L'idée de réaliser un film est venue au cours des répétitions d'Hamlet l'année dernière. En effet, nous avions décidé que l'au-delà serait suggéré par la vidéo et que la mise en scène entière serait en miroir. Ainsi les messagers de Polonius, le chef de guerre Fortinbras de Norvège, le père d'Hamlet, les fantasmes d'Ophélie, la relève de la garde, etc. sortaient tous du miroir cinématographique. Le court-métrage réalisé par Romain et Léo pour la scène du poison a séduit toute l'équipe au point de décider unanimement qu'en 2009 il n'y aurait pas de théâtre 7AC mais un film.
Un partenariat avec le P.N.R. MilleVaches au printemps pour le projet "Lignes de partage", au cours duquel Romain et Léo ont réalisé un mini reportage sur Marius Vazeilles qui a été projeté en boucle le 23 juillet, a permis à 7AC de faire l'acquisition de matériel vidéo.
Toute l'équipe s'est mobilisée pour la réalisation du moyen-métrage "Z'HOMME".

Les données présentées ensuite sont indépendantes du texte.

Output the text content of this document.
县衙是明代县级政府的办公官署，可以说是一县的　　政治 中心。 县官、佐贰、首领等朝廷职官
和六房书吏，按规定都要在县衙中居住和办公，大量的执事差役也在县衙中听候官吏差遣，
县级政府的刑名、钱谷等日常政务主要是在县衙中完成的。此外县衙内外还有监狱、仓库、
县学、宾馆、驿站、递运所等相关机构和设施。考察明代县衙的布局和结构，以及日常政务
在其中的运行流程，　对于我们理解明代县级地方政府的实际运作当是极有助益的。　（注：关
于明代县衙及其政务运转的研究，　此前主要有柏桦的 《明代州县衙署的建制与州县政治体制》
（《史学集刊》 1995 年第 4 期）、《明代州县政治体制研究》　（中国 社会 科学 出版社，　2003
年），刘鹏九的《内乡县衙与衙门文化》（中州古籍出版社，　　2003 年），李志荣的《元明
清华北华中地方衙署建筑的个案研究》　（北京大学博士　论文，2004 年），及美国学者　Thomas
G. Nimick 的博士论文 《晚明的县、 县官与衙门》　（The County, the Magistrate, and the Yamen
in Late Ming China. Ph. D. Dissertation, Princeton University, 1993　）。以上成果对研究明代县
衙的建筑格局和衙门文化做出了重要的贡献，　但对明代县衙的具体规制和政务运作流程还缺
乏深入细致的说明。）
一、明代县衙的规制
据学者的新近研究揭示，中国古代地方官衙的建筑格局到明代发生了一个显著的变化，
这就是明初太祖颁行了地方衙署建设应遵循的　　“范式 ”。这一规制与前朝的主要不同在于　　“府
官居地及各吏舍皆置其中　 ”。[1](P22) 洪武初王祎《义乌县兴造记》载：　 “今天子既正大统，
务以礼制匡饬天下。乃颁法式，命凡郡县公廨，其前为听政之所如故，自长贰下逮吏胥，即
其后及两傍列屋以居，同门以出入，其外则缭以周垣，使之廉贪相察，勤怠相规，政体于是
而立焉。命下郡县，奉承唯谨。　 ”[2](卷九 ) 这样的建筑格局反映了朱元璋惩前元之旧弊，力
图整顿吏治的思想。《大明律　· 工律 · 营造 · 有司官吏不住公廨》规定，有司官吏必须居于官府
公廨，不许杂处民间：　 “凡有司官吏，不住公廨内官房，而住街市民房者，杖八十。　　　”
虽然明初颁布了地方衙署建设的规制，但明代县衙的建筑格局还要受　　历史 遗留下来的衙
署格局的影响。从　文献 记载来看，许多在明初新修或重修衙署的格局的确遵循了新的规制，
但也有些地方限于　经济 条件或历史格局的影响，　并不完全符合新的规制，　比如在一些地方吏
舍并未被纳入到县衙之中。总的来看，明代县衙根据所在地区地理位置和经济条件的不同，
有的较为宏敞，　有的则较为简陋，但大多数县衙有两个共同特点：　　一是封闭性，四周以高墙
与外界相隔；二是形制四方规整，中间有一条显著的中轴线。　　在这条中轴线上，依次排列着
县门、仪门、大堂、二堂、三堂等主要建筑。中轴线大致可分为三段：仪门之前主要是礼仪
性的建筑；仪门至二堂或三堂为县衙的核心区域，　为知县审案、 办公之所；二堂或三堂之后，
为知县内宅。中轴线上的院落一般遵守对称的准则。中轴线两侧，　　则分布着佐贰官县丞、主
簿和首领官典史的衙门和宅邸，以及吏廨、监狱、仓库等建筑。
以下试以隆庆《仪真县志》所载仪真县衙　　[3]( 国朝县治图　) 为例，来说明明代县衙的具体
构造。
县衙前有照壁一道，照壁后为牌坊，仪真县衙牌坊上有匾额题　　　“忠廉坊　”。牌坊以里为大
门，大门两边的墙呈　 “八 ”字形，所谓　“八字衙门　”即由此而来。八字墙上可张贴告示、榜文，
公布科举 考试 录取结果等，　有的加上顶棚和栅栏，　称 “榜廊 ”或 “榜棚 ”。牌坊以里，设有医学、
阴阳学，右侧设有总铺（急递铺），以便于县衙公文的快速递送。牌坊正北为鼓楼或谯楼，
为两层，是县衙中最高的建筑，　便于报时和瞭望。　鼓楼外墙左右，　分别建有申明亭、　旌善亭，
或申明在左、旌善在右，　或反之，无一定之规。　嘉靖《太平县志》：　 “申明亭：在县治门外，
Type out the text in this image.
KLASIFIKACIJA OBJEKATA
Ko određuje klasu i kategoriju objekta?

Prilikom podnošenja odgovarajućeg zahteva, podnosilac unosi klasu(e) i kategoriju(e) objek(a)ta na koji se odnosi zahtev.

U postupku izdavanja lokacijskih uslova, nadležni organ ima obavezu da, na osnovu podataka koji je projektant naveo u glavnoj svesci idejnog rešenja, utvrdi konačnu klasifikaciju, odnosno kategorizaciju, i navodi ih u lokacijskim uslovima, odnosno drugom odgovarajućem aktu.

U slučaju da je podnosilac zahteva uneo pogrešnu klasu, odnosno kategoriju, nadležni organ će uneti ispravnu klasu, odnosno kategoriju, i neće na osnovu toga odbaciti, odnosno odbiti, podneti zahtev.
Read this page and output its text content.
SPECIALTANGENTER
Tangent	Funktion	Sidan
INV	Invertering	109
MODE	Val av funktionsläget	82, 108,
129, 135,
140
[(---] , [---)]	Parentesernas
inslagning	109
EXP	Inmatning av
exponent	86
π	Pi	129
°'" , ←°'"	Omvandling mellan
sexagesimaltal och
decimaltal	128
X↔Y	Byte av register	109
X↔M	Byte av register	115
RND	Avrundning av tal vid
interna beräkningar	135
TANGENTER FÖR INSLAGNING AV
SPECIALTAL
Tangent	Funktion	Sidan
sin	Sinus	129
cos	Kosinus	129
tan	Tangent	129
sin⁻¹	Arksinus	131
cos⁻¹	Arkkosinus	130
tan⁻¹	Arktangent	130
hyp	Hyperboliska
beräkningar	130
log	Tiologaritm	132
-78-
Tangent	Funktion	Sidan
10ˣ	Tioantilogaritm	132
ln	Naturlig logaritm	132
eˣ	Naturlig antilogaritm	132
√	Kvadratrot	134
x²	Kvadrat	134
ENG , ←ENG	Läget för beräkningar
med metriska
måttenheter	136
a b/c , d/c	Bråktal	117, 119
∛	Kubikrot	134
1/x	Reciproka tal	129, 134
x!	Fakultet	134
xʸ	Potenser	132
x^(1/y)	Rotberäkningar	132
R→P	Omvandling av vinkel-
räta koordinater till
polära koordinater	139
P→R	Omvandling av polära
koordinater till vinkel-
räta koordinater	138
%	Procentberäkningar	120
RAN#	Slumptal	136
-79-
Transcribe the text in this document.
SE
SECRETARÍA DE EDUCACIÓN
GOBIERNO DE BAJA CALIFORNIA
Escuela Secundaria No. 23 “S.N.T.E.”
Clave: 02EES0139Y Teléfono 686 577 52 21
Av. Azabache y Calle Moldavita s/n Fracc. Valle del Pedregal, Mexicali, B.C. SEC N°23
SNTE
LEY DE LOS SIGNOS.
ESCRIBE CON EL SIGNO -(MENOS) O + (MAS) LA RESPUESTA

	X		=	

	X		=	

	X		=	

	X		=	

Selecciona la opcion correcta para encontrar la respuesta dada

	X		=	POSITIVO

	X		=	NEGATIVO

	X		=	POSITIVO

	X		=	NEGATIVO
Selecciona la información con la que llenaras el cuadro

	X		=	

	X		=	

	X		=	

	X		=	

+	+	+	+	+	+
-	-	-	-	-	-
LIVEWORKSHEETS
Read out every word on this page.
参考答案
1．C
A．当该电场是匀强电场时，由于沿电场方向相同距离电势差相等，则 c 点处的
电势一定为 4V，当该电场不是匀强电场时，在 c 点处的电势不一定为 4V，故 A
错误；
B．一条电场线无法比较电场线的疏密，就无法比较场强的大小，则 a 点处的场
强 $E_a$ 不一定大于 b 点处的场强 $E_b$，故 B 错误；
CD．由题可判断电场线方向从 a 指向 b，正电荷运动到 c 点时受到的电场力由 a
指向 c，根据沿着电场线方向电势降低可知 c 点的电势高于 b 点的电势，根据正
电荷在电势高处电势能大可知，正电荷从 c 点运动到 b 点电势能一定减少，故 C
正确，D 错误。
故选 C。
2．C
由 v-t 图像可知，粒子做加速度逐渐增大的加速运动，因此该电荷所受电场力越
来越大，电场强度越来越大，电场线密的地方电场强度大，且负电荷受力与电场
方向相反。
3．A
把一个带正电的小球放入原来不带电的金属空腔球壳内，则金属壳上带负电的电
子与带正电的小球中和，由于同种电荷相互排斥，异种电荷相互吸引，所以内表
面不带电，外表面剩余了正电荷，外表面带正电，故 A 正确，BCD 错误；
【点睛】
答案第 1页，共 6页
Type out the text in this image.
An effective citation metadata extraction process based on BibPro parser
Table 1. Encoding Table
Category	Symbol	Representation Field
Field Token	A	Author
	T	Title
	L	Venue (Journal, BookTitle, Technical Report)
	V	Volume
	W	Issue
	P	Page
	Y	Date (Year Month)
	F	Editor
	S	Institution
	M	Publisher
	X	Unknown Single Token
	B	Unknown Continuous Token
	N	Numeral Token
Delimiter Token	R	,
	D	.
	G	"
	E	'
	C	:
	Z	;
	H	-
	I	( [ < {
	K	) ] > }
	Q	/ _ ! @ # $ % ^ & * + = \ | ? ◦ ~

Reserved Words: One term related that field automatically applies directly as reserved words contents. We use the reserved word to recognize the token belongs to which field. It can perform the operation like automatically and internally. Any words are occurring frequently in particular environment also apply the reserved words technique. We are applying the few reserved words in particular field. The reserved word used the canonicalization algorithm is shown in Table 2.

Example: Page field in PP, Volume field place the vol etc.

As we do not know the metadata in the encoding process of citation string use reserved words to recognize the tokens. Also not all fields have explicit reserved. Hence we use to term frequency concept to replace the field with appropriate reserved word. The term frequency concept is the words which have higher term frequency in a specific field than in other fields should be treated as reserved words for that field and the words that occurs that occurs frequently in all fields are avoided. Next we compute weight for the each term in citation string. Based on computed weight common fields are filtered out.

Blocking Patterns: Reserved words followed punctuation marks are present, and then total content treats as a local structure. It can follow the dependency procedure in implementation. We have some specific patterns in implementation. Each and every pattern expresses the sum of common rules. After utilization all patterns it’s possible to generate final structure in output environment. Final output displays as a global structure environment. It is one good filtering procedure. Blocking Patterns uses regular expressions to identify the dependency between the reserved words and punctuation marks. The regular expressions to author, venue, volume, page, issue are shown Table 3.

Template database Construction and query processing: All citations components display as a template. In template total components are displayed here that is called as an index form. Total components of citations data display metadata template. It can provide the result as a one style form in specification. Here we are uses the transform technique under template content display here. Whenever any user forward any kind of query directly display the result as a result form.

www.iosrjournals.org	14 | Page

Le décor a été construit dans une grange pendant des mois : il représente un village d'hommes primitifs. La réplique exacte de cette scénographie fut réalisée en miniature sur une charrette et servait pour les panoramiques. La plupart des plans ont été tournés en extérieur, en forêt limousine.


Pour accompagner la projection du film, un parcours musical a été inventé suivant les lieux. Ainsi à Bujaleuf, Bertrand DAZIN, contre-ténor, attendait le public le corps immergé dans le lac en chantant.


Il était accompagné de Michel THOUSEAU installé dans une clairière aux pierres dans le petit bois et jouait d'une étrange guitare. Quelques percussionnistes étaient disséminés dans les bosquets et relayaient l'incantation. Puis Bertrand est sorti de l'eau et a marché vers le foyer où les sourds appels de la musique de Marc ROQUES attendaient le public. Dans le foyer un concert rituel conviaient ceux qui voulaient danser : Bertrand, Michel et Marc-Henri LAMANDE n'ont pas résisté. Puis ce fut la projection de Z'HOMME.
A Eymoutiers pour la dernière du festival, c'est le Pré l'Anneau qui avait été choisi. Départ sous le pont de chemin de fer où Olivier FRAYSSEIX avait installé des traverses en suspension et improvisait avec Michel une musique des bois. Un chemin de bougies indiquait magiquement le chemin à suivre vers le terrain de basket qui était le lieu de projection. Là, assis face à l'écran, le public eut droit à un concert improvisé de Marc et Michel sur fond de collégiale orangée. C'était féérique.